A new series of Zn_mIn₂S_3+m (m = 1–5, integer) photocatalysts was synthesized via a simple hydrothermal method. X-ray diffraction (XRD), Raman spectra, UV–vis–near-IR diffuse reflectance spectra (UV–vis), X-ray fluorescence (XRF) and scanning electron microscope (FESEM) were used to characterize these photocatalysts. These Zn_mIn₂S_3+m photocatalysts had a similar layered crystal structure. The absorption edge of Zn_mIn₂S_3+m shifted to shorter wavelength as the atomic ratio of Zn/In in the synthetic solution was increased (i.e. m increased from 1 to 5). Additionally, the morphology of Zn_mIn₂S_3+m greatly depended on the atomic ratio of Zn/In. The photocatalytic activity of Zn_mIn₂S_3+m was evaluated by photocatalytic hydrogen production from water under visible light. The Zn₂In₂S₅ product, with quantum yield at 420 nm determined to be 11.1%, had the highest photocatalytic activity among these Zn_mIn₂S_3+m (m = 1–5, integer) photocatalysts.     

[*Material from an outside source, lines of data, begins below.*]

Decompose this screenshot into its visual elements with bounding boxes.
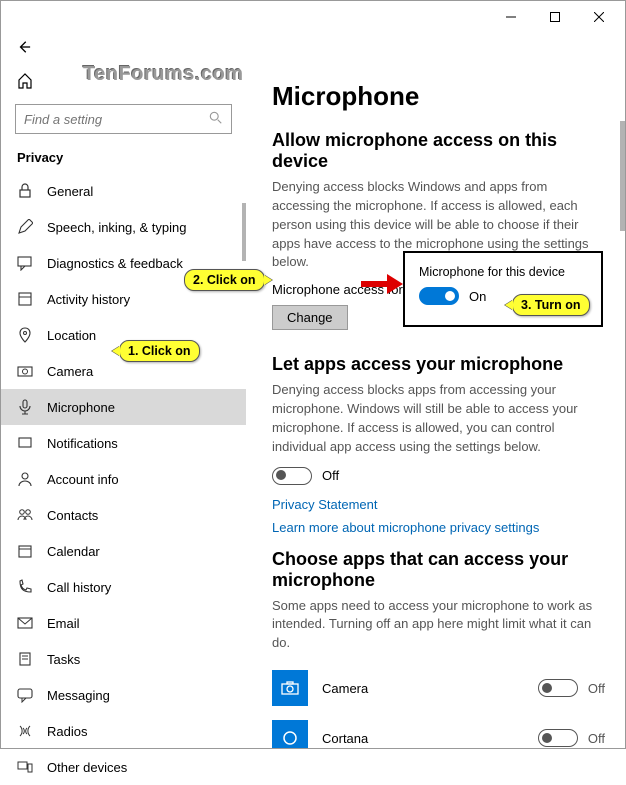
history-icon xyxy=(17,291,33,307)
pen-icon xyxy=(17,219,33,235)
category-header: Privacy xyxy=(1,144,246,173)
nav-label: Tasks xyxy=(47,652,80,667)
camera-icon xyxy=(17,363,33,379)
nav-label: Messaging xyxy=(47,688,110,703)
sidebar: Privacy General Speech, inking, & typing… xyxy=(1,63,246,748)
app-name: Camera xyxy=(322,681,524,696)
app-row-cortana: Cortana Off xyxy=(272,713,605,748)
nav-list: General Speech, inking, & typing Diagnos… xyxy=(1,173,246,785)
app-list: Camera Off Cortana Off Feedback Hub Off … xyxy=(272,663,605,748)
annotation-callout-1: 1. Click on xyxy=(119,340,200,362)
device-microphone-toggle[interactable] xyxy=(419,287,459,305)
change-button[interactable]: Change xyxy=(272,305,348,330)
radios-icon xyxy=(17,723,33,739)
annotation-arrow xyxy=(361,273,403,298)
nav-label: Contacts xyxy=(47,508,98,523)
nav-label: Speech, inking, & typing xyxy=(47,220,186,235)
apps-access-toggle[interactable] xyxy=(272,467,312,485)
main-scrollbar[interactable] xyxy=(620,63,625,748)
nav-label: Other devices xyxy=(47,760,127,775)
microphone-icon xyxy=(17,399,33,415)
titlebar xyxy=(1,1,625,33)
nav-label: Camera xyxy=(47,364,93,379)
notifications-icon xyxy=(17,435,33,451)
location-icon xyxy=(17,327,33,343)
nav-label: General xyxy=(47,184,93,199)
nav-label: Calendar xyxy=(47,544,100,559)
nav-microphone[interactable]: Microphone xyxy=(1,389,246,425)
feedback-icon xyxy=(17,255,33,271)
app-row-camera: Camera Off xyxy=(272,663,605,713)
app-tile xyxy=(272,670,308,706)
section-heading: Allow microphone access on this device xyxy=(272,130,605,172)
nav-label: Account info xyxy=(47,472,119,487)
search-input[interactable] xyxy=(15,104,232,134)
app-toggle-label: Off xyxy=(588,731,605,746)
nav-label: Email xyxy=(47,616,80,631)
privacy-statement-link[interactable]: Privacy Statement xyxy=(272,497,605,512)
nav-calendar[interactable]: Calendar xyxy=(1,533,246,569)
calendar-icon xyxy=(17,543,33,559)
search-icon xyxy=(209,111,223,128)
nav-general[interactable]: General xyxy=(1,173,246,209)
nav-label: Notifications xyxy=(47,436,118,451)
section-desc: Some apps need to access your microphone… xyxy=(272,597,605,654)
email-icon xyxy=(17,615,33,631)
popup-title: Microphone for this device xyxy=(419,265,587,279)
nav-label: Diagnostics & feedback xyxy=(47,256,183,271)
annotation-callout-2: 2. Click on xyxy=(184,269,265,291)
section-heading: Let apps access your microphone xyxy=(272,354,605,375)
learn-more-link[interactable]: Learn more about microphone privacy sett… xyxy=(272,520,605,535)
app-tile xyxy=(272,720,308,748)
nav-account[interactable]: Account info xyxy=(1,461,246,497)
section-desc: Denying access blocks apps from accessin… xyxy=(272,381,605,456)
nav-label: Activity history xyxy=(47,292,130,307)
main-panel: Microphone Allow microphone access on th… xyxy=(246,63,625,748)
page-title: Microphone xyxy=(272,81,605,112)
devices-icon xyxy=(17,759,33,775)
app-name: Cortana xyxy=(322,731,524,746)
tasks-icon xyxy=(17,651,33,667)
nav-label: Radios xyxy=(47,724,87,739)
nav-label: Microphone xyxy=(47,400,115,415)
nav-otherdevices[interactable]: Other devices xyxy=(1,749,246,785)
nav-label: Call history xyxy=(47,580,111,595)
app-toggle[interactable] xyxy=(538,679,578,697)
section-heading: Choose apps that can access your microph… xyxy=(272,549,605,591)
nav-contacts[interactable]: Contacts xyxy=(1,497,246,533)
nav-messaging[interactable]: Messaging xyxy=(1,677,246,713)
account-icon xyxy=(17,471,33,487)
nav-callhistory[interactable]: Call history xyxy=(1,569,246,605)
lock-icon xyxy=(17,183,33,199)
nav-notifications[interactable]: Notifications xyxy=(1,425,246,461)
app-toggle-label: Off xyxy=(588,681,605,696)
contacts-icon xyxy=(17,507,33,523)
close-button[interactable] xyxy=(577,3,621,31)
app-toggle[interactable] xyxy=(538,729,578,747)
watermark: TenForums.com xyxy=(83,63,244,86)
nav-tasks[interactable]: Tasks xyxy=(1,641,246,677)
phone-icon xyxy=(17,579,33,595)
back-button[interactable] xyxy=(17,40,31,57)
nav-speech[interactable]: Speech, inking, & typing xyxy=(1,209,246,245)
toggle-label: Off xyxy=(322,468,339,483)
toggle-label: On xyxy=(469,289,486,304)
minimize-button[interactable] xyxy=(489,3,533,31)
search-field[interactable] xyxy=(24,112,209,127)
maximize-button[interactable] xyxy=(533,3,577,31)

Biohydrogen production by Clostridium butyricum EB6 from palm oil mill effluent

A hydrogen producer was successfully isolated from anaerobic digested palm oil mill effluent (POME) sludge. The strain, designated as Clostridium butyricum EB6, efficiently produced hydrogen concurrently with cell growth. A controlled study was done on a synthetic medium at an initial pH value of 6.0 with 10 g/L glucose with the maximum hydrogen production at 948 mL H₂/L-medium and the volumetric hydrogen production rate at 172 mL H₂/L-medium/h. The supplementation of yeast extract was shown to have a significant effect with a maximum hydrogen production of 992 mL H₂/L-medium at 4 g/L of yeast extract added. The effect of pH on hydrogen production from POME was investigated. Experimental results showed that the optimum hydrogen production ability occurred at pH 5.5. The maximum hydrogen production and maximum volumetric hydrogen production rate were at 3195 mL H₂/L-medium and 1034 mL H₂/L-medium/h, respectively. The hydrogen content in the biogas produced was in the range of 60–70%.